Classification Tree

Supervised Learning Model

Tree models where the target variable can take a finite set of
values are called classification trees.
Decision trees where the target variable can take continuous values (typically real numbers) are called regression trees.

In this example, target is categorical variable and features used to predict are numerical variables.

ctree1
ctree2
distributed-decision-tree-learning-for-mining-big-data-streams-16-638

Programming Logic

Steps to build classification tree model to predict a categorical target variable based on numerical feature variables

Pre-requisite:

Understand the data set for pre-processing that may be requierd to create sample dataset for training and testing.

Step 1:
Install the required R packages and load them

Step 2:
Set up the environment options, if any
Set seed

Step 3:
Create train and test data from data set
Use 70% for training the model and remaing for testing

Step 4:
Define the formula for predicting target variable based on feature variables
Build classification tree model using the formula and the train data set

Step 5:
Cross check the model by predicting training data target variable
Predictions should match accurately since the model is built using the same training data

Step 6:
Print the classification tree model for better understanding

Step 7:
Plot the classification tree model and interpret the tree structure

Step 8:
Now use the classification tree model to predict the target for test data.

Step 9:
Determine the accuracy of the model for the predictions of test data target variable.

Understanding data set

We use the inbuilt data set iris.

It has 150 observations and 5 variables.
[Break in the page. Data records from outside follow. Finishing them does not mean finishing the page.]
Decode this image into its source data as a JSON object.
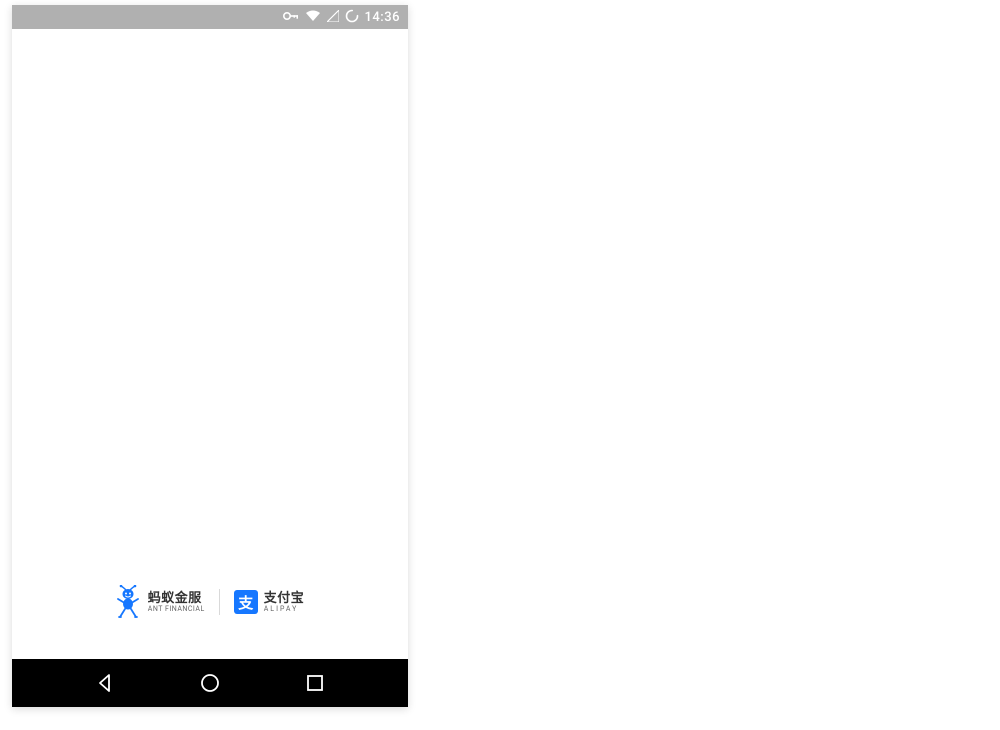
{
  "status_bar": {
    "time": "14:36",
    "icons": [
      "vpn-key",
      "wifi",
      "signal",
      "loading"
    ]
  },
  "splash": {
    "ant_financial": {
      "cn": "蚂蚁金服",
      "en": "ANT FINANCIAL"
    },
    "alipay": {
      "icon_text": "支",
      "cn": "支付宝",
      "en": "ALIPAY"
    }
  },
  "nav": {
    "back": "back",
    "home": "home",
    "recent": "recent"
  }
}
We need to build a model to predict the categorical target variable 'Species' using the numerical feature variables Petal.Length, Petal.Width, Sepal.Length, Sepal.Width

# check dimensions of data set

dim(iris)
# [1] 150 5

names(iris)
#[1] "Sepal.Length" "Sepal.Width" "Petal.Length" "Petal.Width" "Species"

str(iris)
#'data.frame': 150 obs. of 5 variables:
# $ Sepal.Length: num 5.1 4.9 4.7 4.6 5 5.4 4.6 5 4.4 4.9 ...
# $ Sepal.Width : num 3.5 3 3.2 3.1 3.6 3.9 3.4 3.4 2.9 3.1 ...
# $ Petal.Length: num 1.4 1.4 1.3 1.5 1.4 1.7 1.4 1.5 1.4 1.5 ...
# $ Petal.Width : num 0.2 0.2 0.2 0.2 0.2 0.4 0.3 0.2 0.2 0.1 ...
# $ Species : Factor w/ 3 levels "setosa","versicolor",..: 1 1 1 1 1 1 1 1 1 1 ...

Install required R packages 

 

install.packages("party")

Load installed R packages

libs = c("party")
lapply(libs, require, character.only=TRUE)

 

Set seed

To make result reproducible

set.seed(1234)

Create train and test data set

Split the data set in to two parts - 70% for training and remaining 30% for testing

 

Use sample function to shuffle the dataset and assign index 1 to 70% of data and index 2 to remaining data points; such that index 1 can be used as training set and 2 as testing set

 

#sample the data by assigning index positions

ind = sample(2, nrow(iris), replace=TRUE, prob=c(0.7,0.3))
str(ind)
# int [1:150] 2 1 1 1 1 1 2 1 2 1 ...

# train dataset is all rows with index 1, 70% of dataset

trainData = iris[ind==1,]
str(trainData)
# 'data.frame': 96 obs. of 5 variables:
# $ Sepal.Length: num 4.9 4.7 4.6 5 5.4 5 4.9 5.4 4.8 5.8 ...
# $ Sepal.Width : num 3 3.2 3.1 3.6 3.9 3.4 3.1 3.7 3.4 4 ...
# $ Petal.Length: num 1.4 1.3 1.5 1.4 1.7 1.5 1.5 1.5 1.6 1.2 ...
# $ Petal.Width : num 0.2 0.2 0.2 0.2 0.4 0.2 0.1 0.2 0.2 0.2 ...
# $ Species : Factor w/ 3 levels "setosa","versicolor",..: 1 1 1 1 1 1 1 1 1 1 ...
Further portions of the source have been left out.